I think the take-home for the software industry is twofold:
If you’re a programmer and you have no equity and no union representation, then you have no form of ownership or leverage. Any employer who’s trying to make you feel like an owner is setting you up for a rude awakening. So don’t be a chump and buy into it.
If you’re an owner, then either give out equity compensation, or greenlight a union drive, or (my own preferred option) don’t cultivate a fake ownership culture among employees at a shop where none of them are owners. Don’t make people feel like something they’re not.
This is curiously similar to my own experiences in mid size engineering shops. At my prior company the upper management really struggled with getting our tech level employees (drafters and designers) "take ownership in their work," meaning to take pride in what they do and go the extra mile to make sure it was both correct and elegant. And I kept telling them "the reason they don't take ownership in their work is that they don't own it, you do."
I cooked up an entire new way to run the thing, where salaries were reduced and employees got a profit share of every project they participated in, by ratio of how much work they did, to solve this problem from the ground up.
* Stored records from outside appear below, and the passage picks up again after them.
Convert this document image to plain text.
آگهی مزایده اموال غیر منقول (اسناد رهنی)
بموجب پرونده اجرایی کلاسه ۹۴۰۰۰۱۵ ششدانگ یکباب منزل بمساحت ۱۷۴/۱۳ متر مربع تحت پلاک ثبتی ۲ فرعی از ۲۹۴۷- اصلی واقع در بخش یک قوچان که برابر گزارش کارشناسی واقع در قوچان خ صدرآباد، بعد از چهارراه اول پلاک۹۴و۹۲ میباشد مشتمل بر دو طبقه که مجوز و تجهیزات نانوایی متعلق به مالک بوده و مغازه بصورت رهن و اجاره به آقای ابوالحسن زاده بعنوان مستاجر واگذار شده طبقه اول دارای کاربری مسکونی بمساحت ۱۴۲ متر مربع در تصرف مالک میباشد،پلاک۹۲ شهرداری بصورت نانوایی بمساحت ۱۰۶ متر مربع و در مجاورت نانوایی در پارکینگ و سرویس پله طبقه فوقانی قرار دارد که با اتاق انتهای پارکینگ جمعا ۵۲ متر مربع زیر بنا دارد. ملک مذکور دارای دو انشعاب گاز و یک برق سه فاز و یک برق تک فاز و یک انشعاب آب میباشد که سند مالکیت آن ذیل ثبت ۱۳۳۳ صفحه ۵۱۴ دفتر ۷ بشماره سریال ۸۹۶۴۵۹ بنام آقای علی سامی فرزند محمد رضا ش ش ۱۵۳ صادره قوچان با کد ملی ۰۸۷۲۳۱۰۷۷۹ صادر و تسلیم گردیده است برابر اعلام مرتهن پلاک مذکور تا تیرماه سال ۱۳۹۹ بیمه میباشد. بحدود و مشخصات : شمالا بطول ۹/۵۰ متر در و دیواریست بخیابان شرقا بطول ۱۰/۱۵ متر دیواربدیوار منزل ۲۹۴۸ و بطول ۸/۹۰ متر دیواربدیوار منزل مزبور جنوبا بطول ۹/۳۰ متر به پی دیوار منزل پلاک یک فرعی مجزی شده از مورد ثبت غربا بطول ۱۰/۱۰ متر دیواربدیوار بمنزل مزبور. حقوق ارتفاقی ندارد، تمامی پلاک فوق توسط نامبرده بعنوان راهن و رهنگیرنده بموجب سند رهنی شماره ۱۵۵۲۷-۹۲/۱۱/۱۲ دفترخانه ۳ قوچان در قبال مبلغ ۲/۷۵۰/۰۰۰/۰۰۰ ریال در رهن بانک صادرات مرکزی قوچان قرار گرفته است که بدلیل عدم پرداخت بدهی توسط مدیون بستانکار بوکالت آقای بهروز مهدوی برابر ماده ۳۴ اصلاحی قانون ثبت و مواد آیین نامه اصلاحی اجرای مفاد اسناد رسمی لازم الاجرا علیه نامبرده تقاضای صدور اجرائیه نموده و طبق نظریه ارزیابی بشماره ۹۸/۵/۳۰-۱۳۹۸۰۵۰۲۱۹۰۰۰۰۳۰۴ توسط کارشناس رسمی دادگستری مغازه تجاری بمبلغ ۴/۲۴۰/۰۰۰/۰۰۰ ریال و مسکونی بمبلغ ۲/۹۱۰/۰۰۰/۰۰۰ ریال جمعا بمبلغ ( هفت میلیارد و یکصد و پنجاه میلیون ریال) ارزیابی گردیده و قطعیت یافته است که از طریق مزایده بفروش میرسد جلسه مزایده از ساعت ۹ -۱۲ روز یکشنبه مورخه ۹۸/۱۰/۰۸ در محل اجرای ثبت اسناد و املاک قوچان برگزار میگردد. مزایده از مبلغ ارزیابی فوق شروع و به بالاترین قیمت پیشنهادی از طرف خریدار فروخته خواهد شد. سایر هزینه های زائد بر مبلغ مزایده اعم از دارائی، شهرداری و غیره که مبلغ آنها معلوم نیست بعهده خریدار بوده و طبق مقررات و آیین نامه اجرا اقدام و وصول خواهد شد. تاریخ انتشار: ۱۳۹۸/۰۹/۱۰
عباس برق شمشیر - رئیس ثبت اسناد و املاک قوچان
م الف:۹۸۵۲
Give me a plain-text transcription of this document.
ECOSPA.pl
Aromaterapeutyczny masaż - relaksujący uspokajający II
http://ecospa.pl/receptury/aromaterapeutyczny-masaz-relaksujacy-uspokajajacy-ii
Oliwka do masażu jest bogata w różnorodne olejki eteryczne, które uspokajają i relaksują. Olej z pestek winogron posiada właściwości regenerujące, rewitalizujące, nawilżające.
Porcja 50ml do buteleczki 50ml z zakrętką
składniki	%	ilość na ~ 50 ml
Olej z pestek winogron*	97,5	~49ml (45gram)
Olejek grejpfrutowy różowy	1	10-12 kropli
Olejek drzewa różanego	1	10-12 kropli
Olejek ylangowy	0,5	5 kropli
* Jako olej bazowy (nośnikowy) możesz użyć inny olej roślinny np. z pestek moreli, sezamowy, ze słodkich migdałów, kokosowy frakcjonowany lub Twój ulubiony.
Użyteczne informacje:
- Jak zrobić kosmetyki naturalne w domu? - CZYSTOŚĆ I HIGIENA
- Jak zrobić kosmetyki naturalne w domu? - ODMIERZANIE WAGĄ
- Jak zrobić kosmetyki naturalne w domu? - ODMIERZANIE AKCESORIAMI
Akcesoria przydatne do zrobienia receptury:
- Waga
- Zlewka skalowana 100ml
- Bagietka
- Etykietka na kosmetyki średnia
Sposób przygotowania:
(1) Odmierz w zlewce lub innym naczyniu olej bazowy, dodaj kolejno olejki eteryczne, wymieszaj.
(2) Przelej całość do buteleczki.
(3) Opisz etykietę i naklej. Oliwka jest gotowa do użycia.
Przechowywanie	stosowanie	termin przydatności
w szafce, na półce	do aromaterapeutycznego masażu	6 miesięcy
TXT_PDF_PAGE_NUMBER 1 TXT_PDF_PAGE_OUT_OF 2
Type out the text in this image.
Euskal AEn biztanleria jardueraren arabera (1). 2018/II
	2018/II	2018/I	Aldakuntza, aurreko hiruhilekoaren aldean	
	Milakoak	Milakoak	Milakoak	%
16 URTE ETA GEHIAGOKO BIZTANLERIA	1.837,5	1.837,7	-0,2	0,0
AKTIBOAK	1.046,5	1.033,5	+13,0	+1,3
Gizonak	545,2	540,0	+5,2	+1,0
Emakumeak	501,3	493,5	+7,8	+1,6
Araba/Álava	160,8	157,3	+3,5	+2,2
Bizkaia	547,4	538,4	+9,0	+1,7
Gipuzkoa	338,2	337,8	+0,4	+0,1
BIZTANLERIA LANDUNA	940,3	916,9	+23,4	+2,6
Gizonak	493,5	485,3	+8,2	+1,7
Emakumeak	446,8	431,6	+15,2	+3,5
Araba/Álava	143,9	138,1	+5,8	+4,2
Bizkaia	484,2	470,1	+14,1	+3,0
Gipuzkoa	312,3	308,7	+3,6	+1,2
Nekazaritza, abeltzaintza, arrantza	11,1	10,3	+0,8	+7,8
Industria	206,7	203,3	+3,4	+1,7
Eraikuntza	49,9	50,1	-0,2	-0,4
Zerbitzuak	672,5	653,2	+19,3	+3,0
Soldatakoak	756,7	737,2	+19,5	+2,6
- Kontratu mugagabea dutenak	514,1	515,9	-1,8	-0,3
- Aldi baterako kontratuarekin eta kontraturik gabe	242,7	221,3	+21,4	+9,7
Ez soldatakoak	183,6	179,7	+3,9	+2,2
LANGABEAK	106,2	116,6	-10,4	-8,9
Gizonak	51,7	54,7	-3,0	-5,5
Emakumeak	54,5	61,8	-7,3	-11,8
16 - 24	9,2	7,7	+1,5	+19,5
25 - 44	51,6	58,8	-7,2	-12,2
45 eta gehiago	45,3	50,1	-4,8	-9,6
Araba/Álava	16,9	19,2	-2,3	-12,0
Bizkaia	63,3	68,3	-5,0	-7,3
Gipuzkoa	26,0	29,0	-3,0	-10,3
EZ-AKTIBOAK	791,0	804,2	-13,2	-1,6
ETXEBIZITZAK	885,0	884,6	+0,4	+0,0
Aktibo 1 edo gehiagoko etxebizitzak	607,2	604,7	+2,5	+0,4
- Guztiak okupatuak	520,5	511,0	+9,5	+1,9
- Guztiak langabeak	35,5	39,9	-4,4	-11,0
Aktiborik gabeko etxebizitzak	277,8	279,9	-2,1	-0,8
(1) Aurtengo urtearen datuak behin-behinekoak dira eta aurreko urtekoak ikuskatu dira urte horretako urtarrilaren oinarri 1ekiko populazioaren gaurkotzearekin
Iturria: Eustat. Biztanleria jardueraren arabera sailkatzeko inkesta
But it was too weird and unusual for the civil engineering space so it got round-filed. They were right, it was too different from what we were doing.
But yes, this tension exists everywhere, not just software.
> Any employer who’s trying to make you feel like an owner is setting you up for a rude awakening. So don’t be a chump and buy into it.
Equity ownership is very different from collectivist union. With so few shops actually allowing unionization, what alternatives do programmers have? That's the background driving people to chase an illusion, which is better than losing hope. The awakening is not necessarily unexpected, and the anger in response is not without warrant.
> Don’t make people feel like something they’re not.
If only we have the wisdom to see through marketing and motivational leadership to the future. The good intentions of lifting someone up and the benefits that brings in terms of both better productivity and relationship is real until the fallout. Another story of debt accumulating and crashing down.